[Table of Contents]


[Date Prev][Date Next][Thread Prev][Thread Next][Date Index][Thread Index]

[AV Media Matters] Toward a MediaLESS Archive?



Greetings,

On Monday, July 12, 1999, Jim Lindner again raised for discussion the topic
of MediaLESS Warehousing. Of course, storage media will be required,
regardless of where you store your programming, it needs a place to exist.
It will not be perpetually 'on the way to somewhere'. He just tried to
provoke us into reacting, I just could not resist. Frankly, I would be more
inclined to call it Distributed Dynamic Media Asset Warehousing (DDMAW). At
the 1998 IBC I  proposed a similar model: 'that regional or national digital
data warehouses and audio-visual service centres be established, from which
copies can be ordered in any desired quality for on-line or off-line
delivery and as authorized by the copyright holders. These service centre
facilities would house a wide variety of well-maintained and competently
operated playback equipment to serve the video restoration, retrieval and
transfer needs for all magnetic tape formats offered. ...We should consider
the deep archiving service, similar to safety deposit box rental in a bank.
The only responsibility it has in relation to our digital audio-visual
productions, is to make sure that deposited data is readable on contemporary
storage media. If explicitly contracted to do so, it will take on
responsibility for ensuring that deposited digital works can be meaningfully
represented on and accessed from contemporary hardware platforms.(I used a
model of another industry, described by Neil Beagrie and Daniel Greenstein,
1998. Digital Directions: A Strategic Policy Framework for Creating and
Preserving Digital Resources, King's College, London). This could serve as a
model for the television, film and video industries to maintain and
disseminate their programme content in single, serial, compilation or
partial form in digits.'

Realizing that the days of manually migrating and transporting content from
one cassette to another are probably counted, various SMPTE Work Groups over
the last few years, such as V16.09 of which I am secretary, have done
extensive work indentifying the kind of features required of automated
management systems for future archives. In this connection I would recommend
reading of the February 1998 SMPTE Journal article by Dr. Juergen Heitmann
who is the chairman of V16.09, it is entitled:"User requirements and
Technologies for Automated Storage and retrieval", (pp. 100-105). Various
manufacturers are in fact already building hybrid video and data tape
modules to accommodate collections. There are many other building blocks
that are being defined, such as Selection criteria, Indexing automation,
Universal Numbering of frames and final products, Metadata encoding of
production elements to identify content or essence during shooting, indexing
and searching (video equipment that can accommodate this additional
information still needs to be developed), Browsing requirements etc.

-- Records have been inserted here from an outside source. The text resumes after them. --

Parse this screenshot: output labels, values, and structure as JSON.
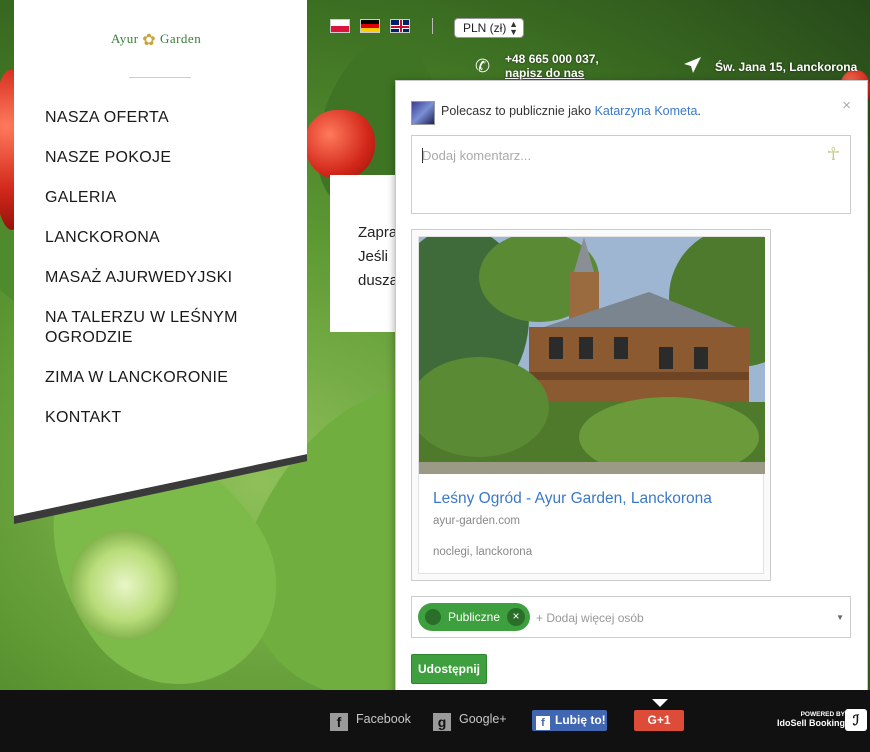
{
  "site": {
    "logo_text": "AYUR GARDEN",
    "logo_left": "Ayur",
    "logo_right": "Garden"
  },
  "topbar": {
    "languages": [
      "pl",
      "de",
      "en"
    ],
    "currency": "PLN (zł)",
    "phone": "+48 665 000 037,",
    "phone_sub": "napisz do nas",
    "address": "Św. Jana 15, Lanckorona"
  },
  "nav": {
    "items": [
      {
        "label": "NASZA OFERTA"
      },
      {
        "label": "NASZE POKOJE"
      },
      {
        "label": "GALERIA"
      },
      {
        "label": "LANCKORONA"
      },
      {
        "label": "MASAŻ AJURWEDYJSKI"
      },
      {
        "label": "NA TALERZU W LEŚNYM OGRODZIE"
      },
      {
        "label": "ZIMA W LANCKORONIE"
      },
      {
        "label": "KONTAKT"
      }
    ]
  },
  "content": {
    "lines": [
      "Zapra",
      "Jeśli",
      "dusza"
    ]
  },
  "share_popup": {
    "share_as_prefix": "Polecasz to publicznie jako",
    "user_name": "Katarzyna Kometa",
    "share_as_suffix": ".",
    "close": "×",
    "comment_placeholder": "Dodaj komentarz...",
    "preview": {
      "title": "Leśny Ogród - Ayur Garden, Lanckorona",
      "domain": "ayur-garden.com",
      "tags": "noclegi, lanckorona"
    },
    "audience_chip": "Publiczne",
    "add_people_placeholder": "+ Dodaj więcej osób",
    "share_button": "Udostępnij"
  },
  "footer": {
    "facebook": "Facebook",
    "googleplus": "Google+",
    "fb_like": "Lubię to!",
    "gplus_button": "G+1",
    "powered_by": "POWERED BY",
    "powered_brand": "IdoSell Booking"
  },
  "colors": {
    "accent_blue": "#3a79c9",
    "share_green": "#3e9f3e",
    "gplus_red": "#dd4b39",
    "fb_blue": "#4267b2"
  }
}
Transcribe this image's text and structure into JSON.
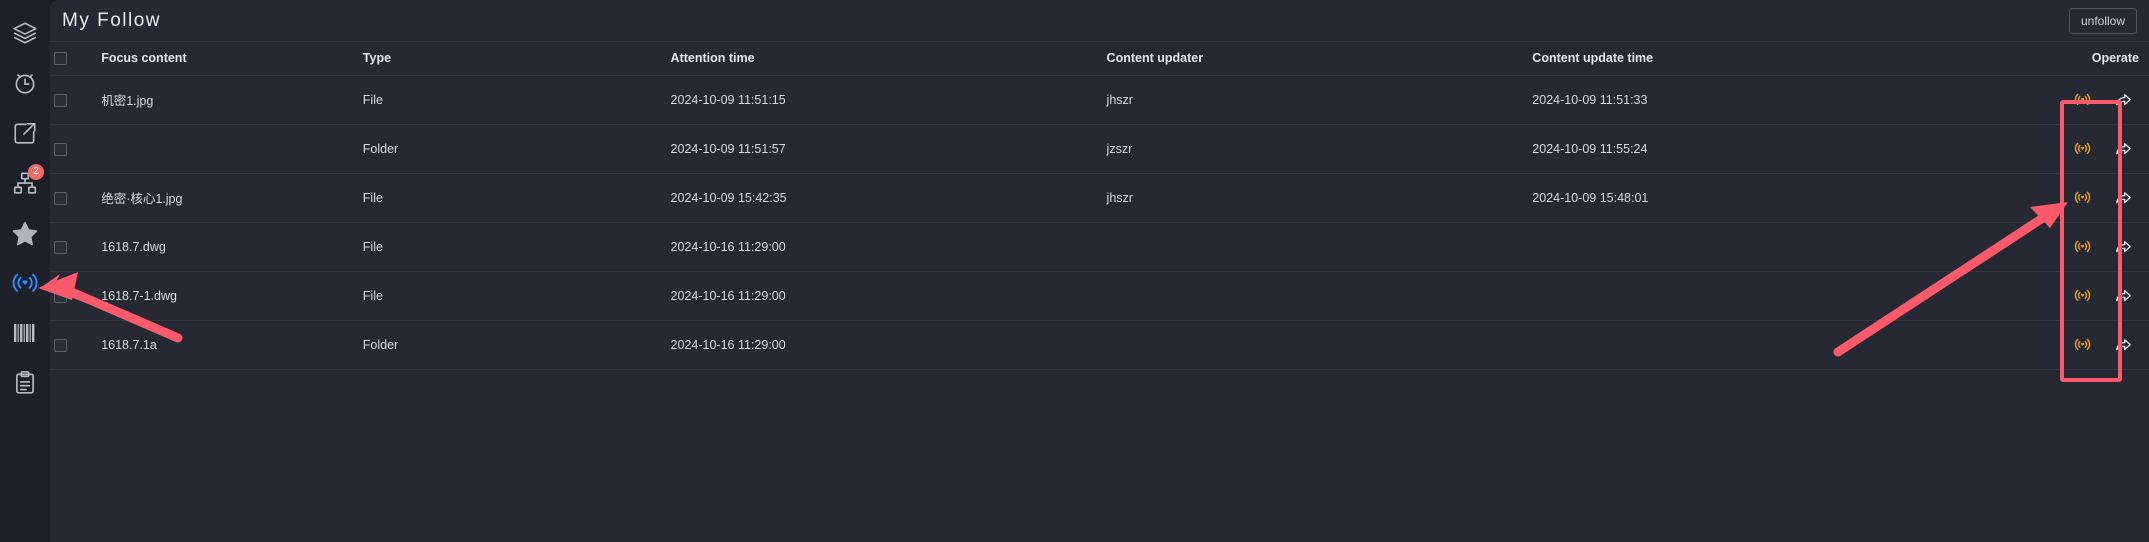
{
  "sidebar": {
    "items": [
      {
        "name": "layers-icon",
        "label": "Layers",
        "badge": null,
        "active": false
      },
      {
        "name": "clock-icon",
        "label": "Recent",
        "badge": null,
        "active": false
      },
      {
        "name": "share-out-icon",
        "label": "Share",
        "badge": null,
        "active": false
      },
      {
        "name": "org-tree-icon",
        "label": "Workflow",
        "badge": "2",
        "active": false
      },
      {
        "name": "star-icon",
        "label": "Favorites",
        "badge": null,
        "active": false
      },
      {
        "name": "broadcast-icon",
        "label": "My Follow",
        "badge": null,
        "active": true
      },
      {
        "name": "barcode-icon",
        "label": "Barcode",
        "badge": null,
        "active": false
      },
      {
        "name": "clipboard-icon",
        "label": "Log",
        "badge": null,
        "active": false
      }
    ]
  },
  "header": {
    "title": "My Follow",
    "unfollow_label": "unfollow"
  },
  "table": {
    "columns": [
      "Focus content",
      "Type",
      "Attention time",
      "Content updater",
      "Content update time",
      "Operate"
    ],
    "rows": [
      {
        "focus_content": "机密1.jpg",
        "type": "File",
        "attention_time": "2024-10-09 11:51:15",
        "content_updater": "jhszr",
        "content_update_time": "2024-10-09 11:51:33"
      },
      {
        "focus_content": "",
        "type": "Folder",
        "attention_time": "2024-10-09 11:51:57",
        "content_updater": "jzszr",
        "content_update_time": "2024-10-09 11:55:24"
      },
      {
        "focus_content": "绝密·核心1.jpg",
        "type": "File",
        "attention_time": "2024-10-09 15:42:35",
        "content_updater": "jhszr",
        "content_update_time": "2024-10-09 15:48:01"
      },
      {
        "focus_content": "1618.7.dwg",
        "type": "File",
        "attention_time": "2024-10-16 11:29:00",
        "content_updater": "",
        "content_update_time": ""
      },
      {
        "focus_content": "1618.7-1.dwg",
        "type": "File",
        "attention_time": "2024-10-16 11:29:00",
        "content_updater": "",
        "content_update_time": ""
      },
      {
        "focus_content": "1618.7.1a",
        "type": "Folder",
        "attention_time": "2024-10-16 11:29:00",
        "content_updater": "",
        "content_update_time": ""
      }
    ],
    "operate_icons": [
      "broadcast-icon",
      "share-icon"
    ]
  },
  "colors": {
    "app_background": "#1b1d26",
    "sidebar_background": "#1e2029",
    "panel_background": "#262933",
    "row_divider": "#34373f",
    "text_primary": "#e3e6ec",
    "text_secondary": "#d7dae1",
    "accent_active": "#3d8bff",
    "badge": "#ef6b64",
    "operate_follow_icon": "#f0a020",
    "annotation_red": "#fb5a6a"
  },
  "annotations": {
    "highlight_box_label": "operate-follow-column-highlight",
    "arrow_to_sidebar_label": "arrow-pointing-to-follow-nav",
    "arrow_to_operate_label": "arrow-pointing-to-follow-action"
  }
}
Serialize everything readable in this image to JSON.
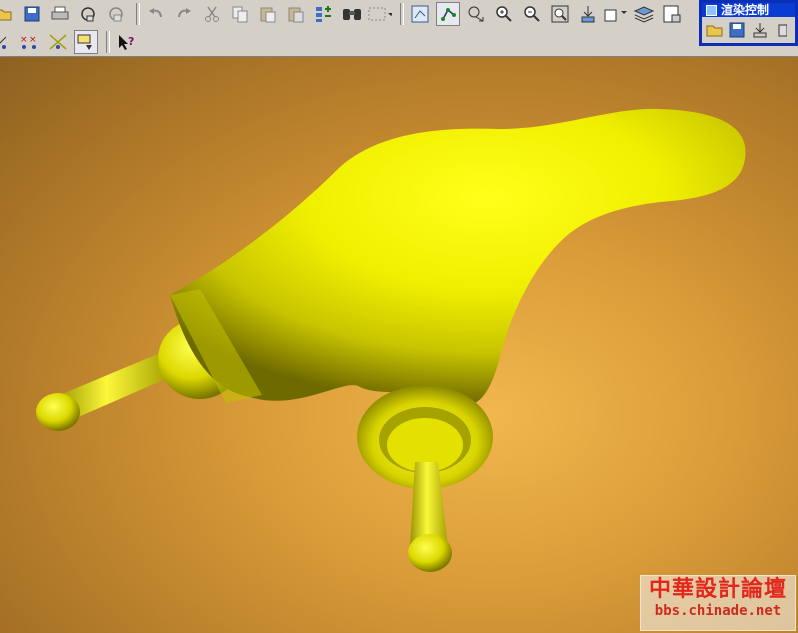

One implication is that we are now also talking about compressing of some AV
works in order to transport them through the narrow pipelines available for
most current networks. Although this has content integrity consequences way
into the future (that we do not like to think about), the brighter side is
that migration within the DVCPro acquisition format unlike other options, is
practically lossless over many generations and it can be done at four times
playback speed. Yes, it is narrow miniature tape and hardware, but it saves
space too and appears to be the most economical and sustainable way of
preserving video content we know of, other than to store it in data form.
Besides, if we like to have tape with more space, there is the JVC option at
a cost. Why do I even raise the subject of videotape storage in the context
of this discussion? Well, many owners of programming find it the most
economical, even when hard disks and RAID systems are getting less
expensive. (See: the January 1998 SMPTE Journal article by Todd Roth,
entitled: "Video Servers "Shared storage" for Cost Effective Realtime
Access", (pp. 54-57). I do not believe that the bulk of video programming in
Media Asset Warehouses (MAW) will reside on RAID systems, but on tape. Yes,
this makes response time slower, but not everything owned will be accessed
frequently enough to make it cost effective to be fully online. Our
programming within the LAN or WAN will very probably reside on hybrid
automated storage media, in data form (for that which must be accessed
online at an instant), in DVC video form (for that which is made accessible
in the form it was acquired, enabling editing and browsing, but which will
be near-online or offline). However, most of our databases of AV works and
stockshots are already accessed via Webpages and hyperlinked, it is viable
to order content from near-online and offline sources placed online manually
as required, by personnel at the Media Asset Warehouses (MAW) designated by
copyright owners.

What we are talking about is not really that novel, as other industries are
already automating, using, migrating and networking the content of data
warehouses and are data mining for better access to business intelligence
(intellectual property). This could of course implies the efficient and
effective re-use of media assets, the reduction of overhead and minimizing
manual handling, hence the best thing we can do today, is be
'automation-ready' . In this connection it is worthwhile to consult the Data
Warehousing Website: http://dw-institute.com/.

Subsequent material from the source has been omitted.